Un taglio dell’1,1% del Pil del paese, di una produzione di 45,2 miliardi di euro e un valore aggiunto di 17,4 miliardi. E’ il “costo” stimato dall’Osservatorio Uiv-Vinitaly e da Prometeia di un’”Italia senza vino”. Il lavoro è stato presentato domenica pomeriggio al Vinitaly di Verona con l’incontro intitolato “Se tu togli il vino all’Italia. Un tuffo nel bicchiere mezzo vuoto”. L’iniziativa è stata organizzata anche in risposta alla forte offensiva di impronta salutista lanciata da organizzazioni internazionali come l’Oms e da alcuni paesi (rigorosamente non produttori) contro le bevande alcoliche. Un’offensiva che non distingue tra bevande in base al differente consumo di alcol né tra abuso e consumo moderato e ai pasti.
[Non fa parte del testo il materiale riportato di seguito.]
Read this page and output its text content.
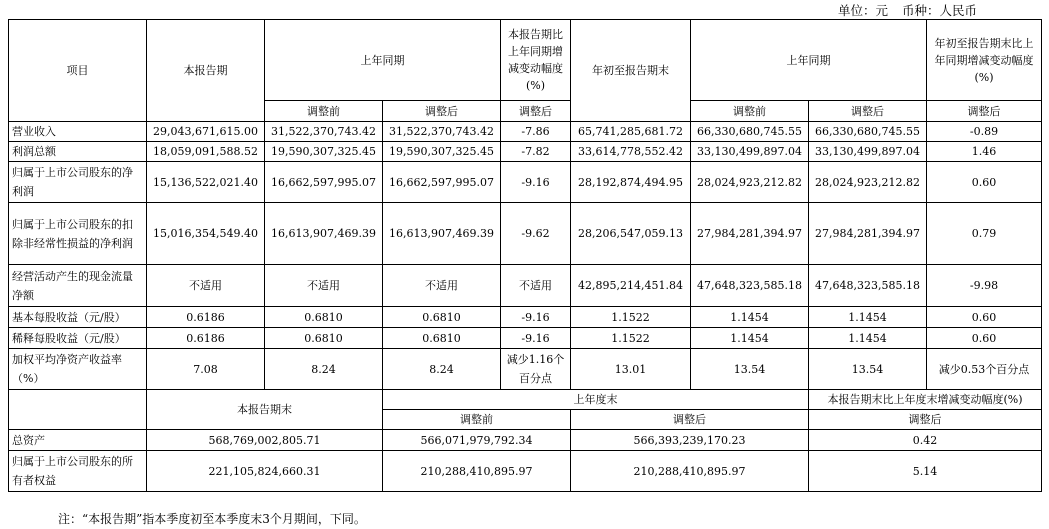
单位：元 币种：人民币
项目	本报告期	上年同期		本报告期比上年同期增减变动幅度(%)	年初至报告期末	上年同期		年初至报告期末比上年同期增减变动幅度(%)
		调整前	调整后	调整后		调整前	调整后	调整后
营业收入	29,043,671,615.00	31,522,370,743.42	31,522,370,743.42	-7.86	65,741,285,681.72	66,330,680,745.55	66,330,680,745.55	-0.89
利润总额	18,059,091,588.52	19,590,307,325.45	19,590,307,325.45	-7.82	33,614,778,552.42	33,130,499,897.04	33,130,499,897.04	1.46
归属于上市公司股东的净利润	15,136,522,021.40	16,662,597,995.07	16,662,597,995.07	-9.16	28,192,874,494.95	28,024,923,212.82	28,024,923,212.82	0.60
归属于上市公司股东的扣除非经常性损益的净利润	15,016,354,549.40	16,613,907,469.39	16,613,907,469.39	-9.62	28,206,547,059.13	27,984,281,394.97	27,984,281,394.97	0.79
经营活动产生的现金流量净额	不适用	不适用	不适用	不适用	42,895,214,451.84	47,648,323,585.18	47,648,323,585.18	-9.98
基本每股收益（元/股）	0.6186	0.6810	0.6810	-9.16	1.1522	1.1454	1.1454	0.60
稀释每股收益（元/股）	0.6186	0.6810	0.6810	-9.16	1.1522	1.1454	1.1454	0.60
加权平均净资产收益率（%）	7.08	8.24	8.24	减少1.16个百分点	13.01	13.54	13.54	减少0.53个百分点
	本报告期末		上年度末				本报告期末比上年度末增减变动幅度(%)	
			调整前		调整后		调整后	
总资产	568,769,002,805.71		566,071,979,792.34		566,393,239,170.23		0.42	
归属于上市公司股东的所有者权益	221,105,824,660.31		210,288,410,895.97		210,288,410,895.97		5.14	
注：“本报告期”指本季度初至本季度末3个月期间，下同。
E che soprattutto discrimina fortemente il vino, la sua storia millenaria e al sua valenza identitaria per paesi come l’Italia nel quale il vigneto è parte integrante del paesaggio e la produzione vinicola (anche grazie all’enoturismo) è volano di sviluppo economico per economie periferiche e rurali altrimenti condannate alla povertà e allo spopolamento.

Barolo

Il progetto presentato comprende un’analisi d’impatto economico commissionata a Prometeia e un focus dell’Osservatorio Uiv-Vinitaly su 3 – tra tantissimi – territori simbolo a trazione enologica: Barolo, Montalcino ed Etna con tanto di rendering che mostrano come questi territori sarebbero oggi se non ci fosse più la produzione vinicola.
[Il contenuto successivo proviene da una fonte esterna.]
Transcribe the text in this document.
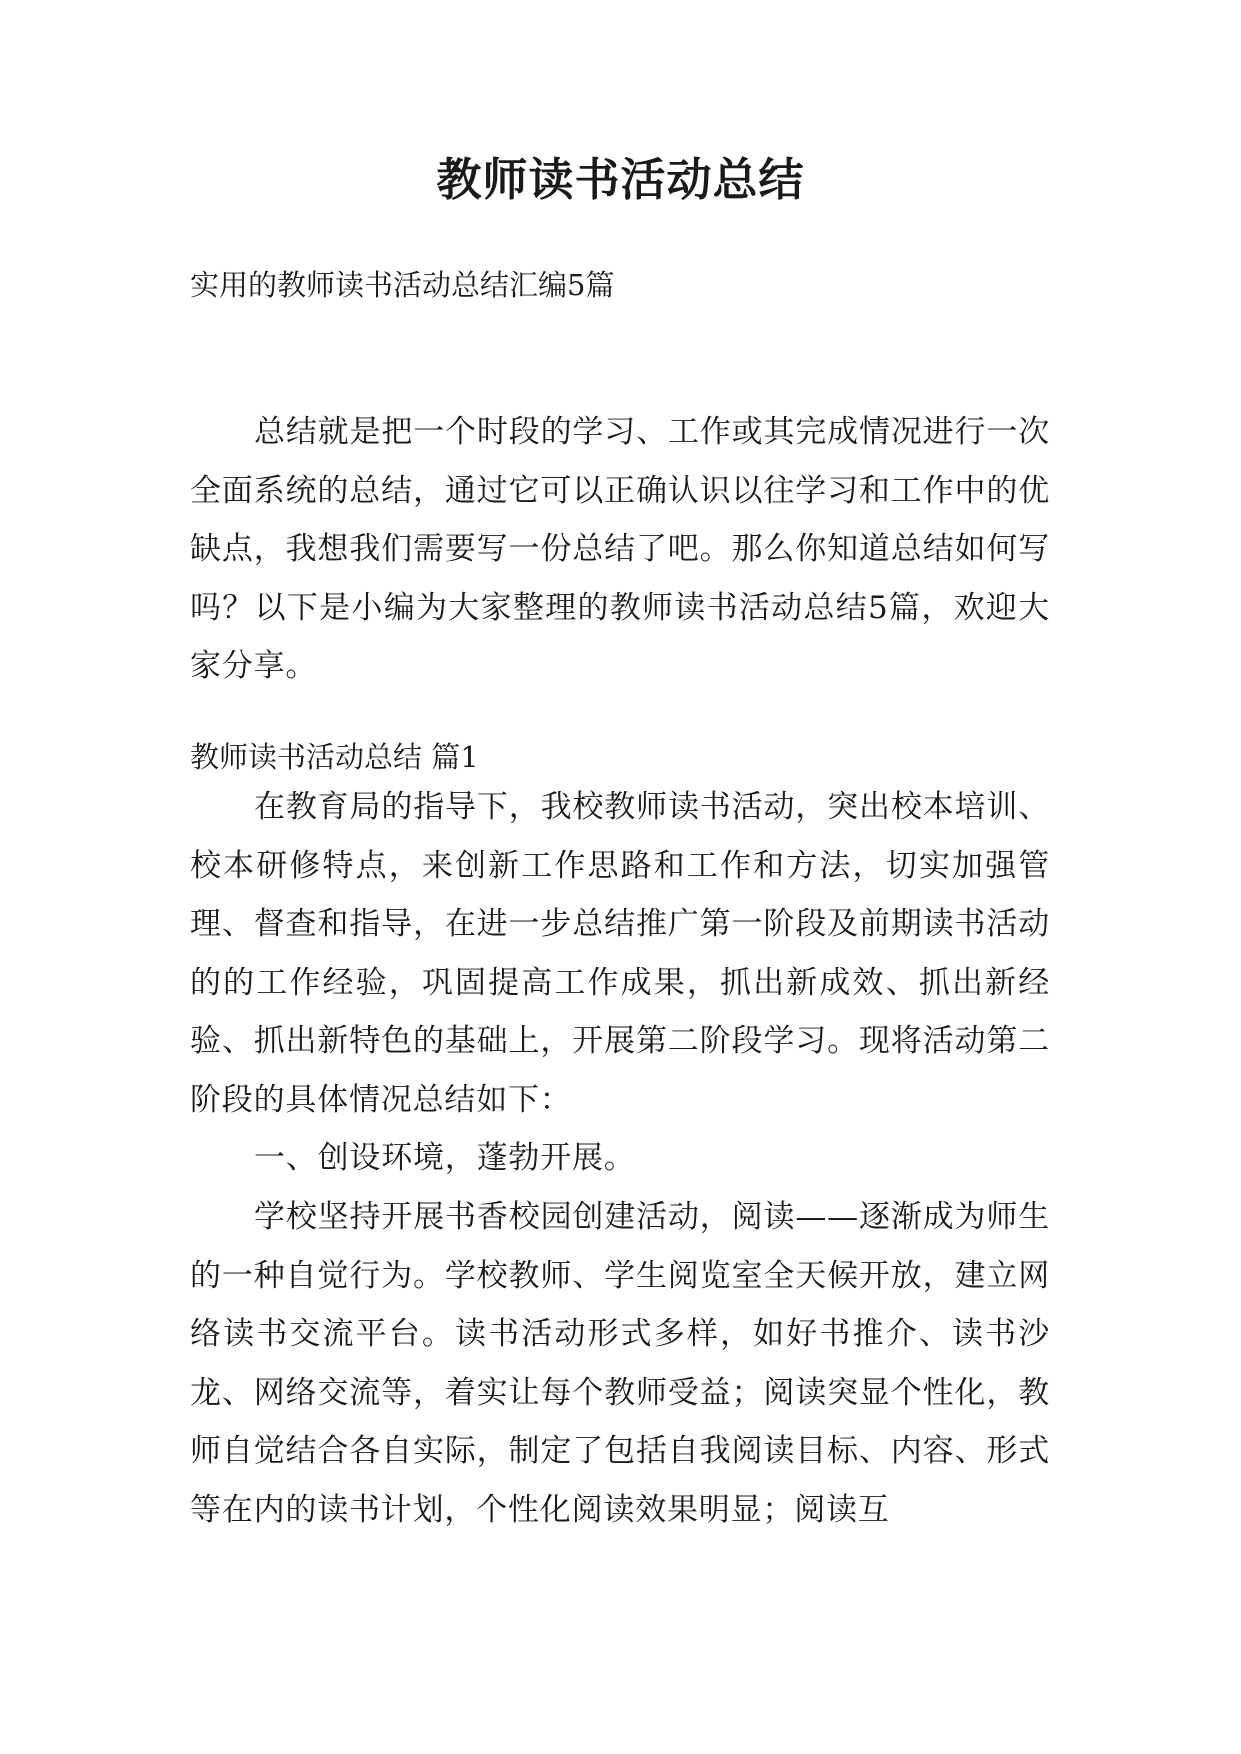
教师读书活动总结
实用的教师读书活动总结汇编5篇

总结就是把一个时段的学习、工作或其完成情况进行一次全面系统的总结，通过它可以正确认识以往学习和工作中的优缺点，我想我们需要写一份总结了吧。那么你知道总结如何写吗？以下是小编为大家整理的教师读书活动总结5篇，欢迎大家分享。

教师读书活动总结 篇1

在教育局的指导下，我校教师读书活动，突出校本培训、校本研修特点，来创新工作思路和工作和方法，切实加强管理、督查和指导，在进一步总结推广第一阶段及前期读书活动的的工作经验，巩固提高工作成果，抓出新成效、抓出新经验、抓出新特色的基础上，开展第二阶段学习。现将活动第二阶段的具体情况总结如下：

一、创设环境，蓬勃开展。

学校坚持开展书香校园创建活动，阅读——逐渐成为师生的一种自觉行为。学校教师、学生阅览室全天候开放，建立网络读书交流平台。读书活动形式多样，如好书推介、读书沙龙、网络交流等，着实让每个教师受益；阅读突显个性化，教师自觉结合各自实际，制定了包括自我阅读目标、内容、形式等在内的读书计划，个性化阅读效果明显；阅读互
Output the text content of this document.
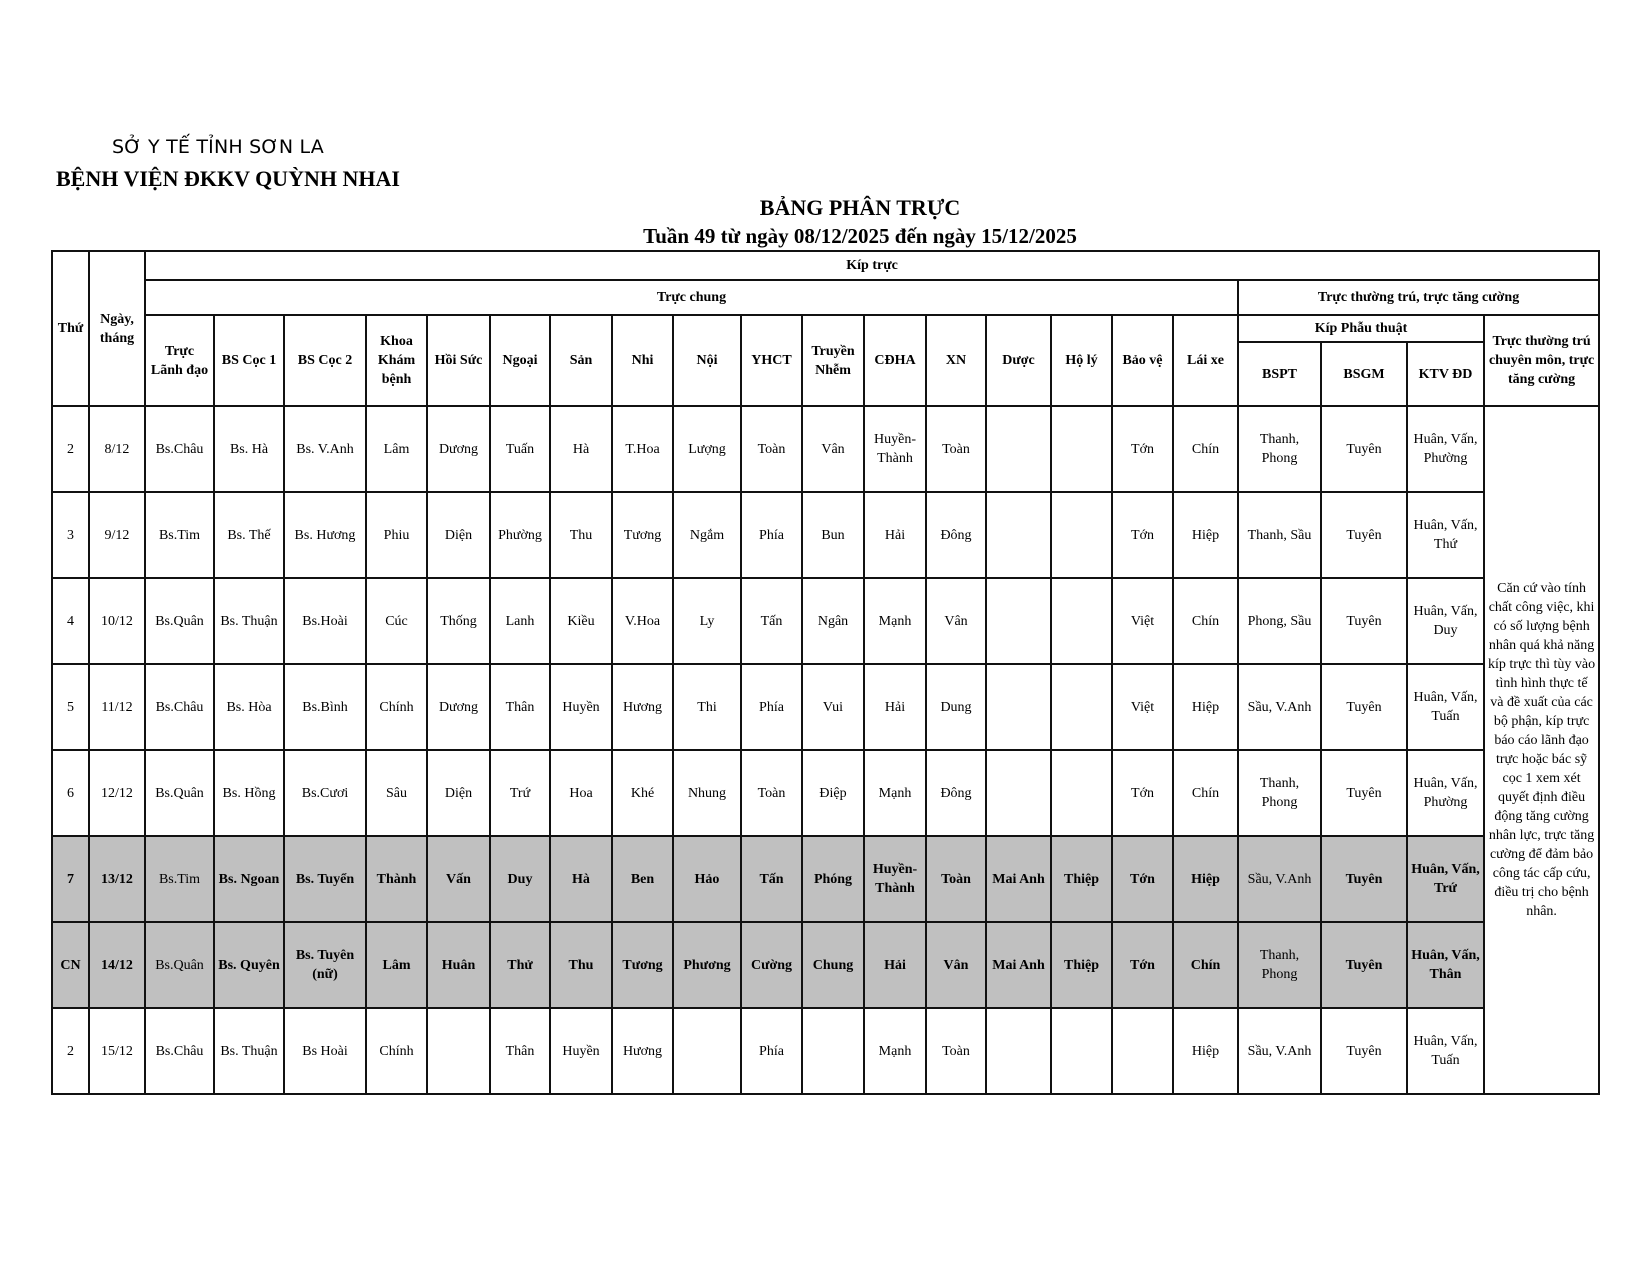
SỞ Y TẾ TỈNH SƠN LA
BỆNH VIỆN ĐKKV QUỲNH NHAI
BẢNG PHÂN TRỰC
Tuần 49 từ ngày 08/12/2025 đến ngày 15/12/2025
Thứ	Ngày, tháng	Kíp trực																				
		Trực chung																	Trực thường trú, trực tăng cường			
		Trực Lãnh đạo	BS Cọc 1	BS Cọc 2	Khoa Khám bệnh	Hồi Sức	Ngoại	Sản	Nhi	Nội	YHCT	Truyền Nhễm	CĐHA	XN	Dược	Hộ lý	Bảo vệ	Lái xe	Kíp Phẫu thuật			Trực thường trú chuyên môn, trực tăng cường
																			BSPT	BSGM	KTV ĐD	
2	8/12	Bs.Châu	Bs. Hà	Bs. V.Anh	Lâm	Dương	Tuấn	Hà	T.Hoa	Lượng	Toàn	Vân	Huyền- Thành	Toàn			Tớn	Chín	Thanh, Phong	Tuyên	Huân, Vấn, Phường	Căn cứ vào tính chất công việc, khi có số lượng bệnh nhân quá khả năng kíp trực thì tùy vào tình hình thực tế và đề xuất của các bộ phận, kíp trực báo cáo lãnh đạo trực hoặc bác sỹ cọc 1 xem xét quyết định điều động tăng cường nhân lực, trực tăng cường để đảm bảo công tác cấp cứu, điều trị cho bệnh nhân.
3	9/12	Bs.Tim	Bs. Thế	Bs. Hương	Phiu	Diện	Phường	Thu	Tương	Ngắm	Phía	Bun	Hải	Đông			Tớn	Hiệp	Thanh, Sầu	Tuyên	Huân, Vấn, Thứ	
4	10/12	Bs.Quân	Bs. Thuận	Bs.Hoài	Cúc	Thống	Lanh	Kiều	V.Hoa	Ly	Tấn	Ngân	Mạnh	Vân			Việt	Chín	Phong, Sầu	Tuyên	Huân, Vấn, Duy	
5	11/12	Bs.Châu	Bs. Hòa	Bs.Bình	Chính	Dương	Thân	Huyền	Hương	Thi	Phía	Vui	Hải	Dung			Việt	Hiệp	Sầu, V.Anh	Tuyên	Huân, Vấn, Tuấn	
6	12/12	Bs.Quân	Bs. Hồng	Bs.Cươi	Sâu	Diện	Trứ	Hoa	Khé	Nhung	Toàn	Điệp	Mạnh	Đông			Tớn	Chín	Thanh, Phong	Tuyên	Huân, Vấn, Phường	
7	13/12	Bs.Tim	Bs. Ngoan	Bs. Tuyển	Thành	Vấn	Duy	Hà	Ben	Hảo	Tấn	Phóng	Huyền- Thành	Toàn	Mai Anh	Thiệp	Tớn	Hiệp	Sầu, V.Anh	Tuyên	Huân, Vấn, Trứ	
CN	14/12	Bs.Quân	Bs. Quyên	Bs. Tuyên (nữ)	Lâm	Huân	Thử	Thu	Tương	Phương	Cường	Chung	Hải	Vân	Mai Anh	Thiệp	Tớn	Chín	Thanh, Phong	Tuyên	Huân, Vấn, Thân	
2	15/12	Bs.Châu	Bs. Thuận	Bs Hoài	Chính		Thân	Huyền	Hương		Phía		Mạnh	Toàn				Hiệp	Sầu, V.Anh	Tuyên	Huân, Vấn, Tuấn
I risultati dell’analisi d’impatto confermano, quantificandolo, il contributo economico del comparto: in caso di scomparsa della filiera del vino, 303mila persone dovrebbero trovarsi un altro lavoro e il Paese rinuncerebbe a un asset in grado di generare (tra impatto diretto, indiretto e indotto) una produzione annua di 45,2 miliardi di euro e un valore aggiunto di 17,4 miliardi di euro. Uno shock per l’Azienda Italia pari all’1,1% del Pil (lo sport – fanno notare a Prometeia – secondo stime dell’Istituto Credito sportivo vale l’1,3%).
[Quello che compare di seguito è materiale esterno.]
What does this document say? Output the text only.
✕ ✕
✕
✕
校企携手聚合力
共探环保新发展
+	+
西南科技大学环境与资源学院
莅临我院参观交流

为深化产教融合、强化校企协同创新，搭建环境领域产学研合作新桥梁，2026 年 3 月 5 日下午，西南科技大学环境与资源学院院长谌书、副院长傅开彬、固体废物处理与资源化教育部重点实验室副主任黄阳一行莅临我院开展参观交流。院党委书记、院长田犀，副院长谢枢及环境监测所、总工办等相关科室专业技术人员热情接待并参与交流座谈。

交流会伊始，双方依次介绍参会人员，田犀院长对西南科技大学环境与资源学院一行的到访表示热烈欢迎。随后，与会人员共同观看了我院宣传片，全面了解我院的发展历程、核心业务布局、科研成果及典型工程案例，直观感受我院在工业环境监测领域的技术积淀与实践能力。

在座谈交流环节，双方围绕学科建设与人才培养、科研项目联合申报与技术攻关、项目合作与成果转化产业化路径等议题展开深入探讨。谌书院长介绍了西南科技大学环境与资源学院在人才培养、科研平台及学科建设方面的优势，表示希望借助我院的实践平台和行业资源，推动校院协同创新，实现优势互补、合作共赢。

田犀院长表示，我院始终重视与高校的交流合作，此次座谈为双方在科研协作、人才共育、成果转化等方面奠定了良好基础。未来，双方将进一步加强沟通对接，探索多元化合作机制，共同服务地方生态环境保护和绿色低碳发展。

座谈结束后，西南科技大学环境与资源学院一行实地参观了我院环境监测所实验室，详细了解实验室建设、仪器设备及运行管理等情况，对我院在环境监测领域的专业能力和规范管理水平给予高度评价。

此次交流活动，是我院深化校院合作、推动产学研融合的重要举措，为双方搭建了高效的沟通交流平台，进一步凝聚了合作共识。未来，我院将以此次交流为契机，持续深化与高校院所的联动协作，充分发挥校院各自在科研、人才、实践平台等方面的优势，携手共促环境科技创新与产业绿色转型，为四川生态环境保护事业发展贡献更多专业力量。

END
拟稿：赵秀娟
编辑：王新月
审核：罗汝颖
L’Italia – continuano a Prometeia – sarebbe inoltre costretta a rinunciare a un moltiplicatore economico in grado di generare un contributo di 2,4 euro di produzione (e 0,9 di valore aggiunto) per ogni euro di spesa attivata dall’industria del vino. Infine, ogni 62mila euro di valore prodotto dalla filiera garantisce un posto di lavoro.

Montalcino

Senza il vino – si evince dall’analisi di Prometeia – il saldo commerciale del settore agroalimentare scenderebbe del 58% (da +12,3 a +5,1 miliardi di euro nel 2023), ma anche allargando il perimetro oltre il settore alimentare, è evidente che si rinuncerebbe ad un fattore di successo determinante per il made in Italy. Il vino lo scorso anno si è infatti posizionato al secondo posto nel surplus commerciale generato dai portabandiera tricolore, dietro a gioielleria/oreficeria – che a differenza del vino ha beneficiato di un rilevante “effetto prezzo” – e davanti a pelletteria, abbigliamento, macchine per packaging e calzature.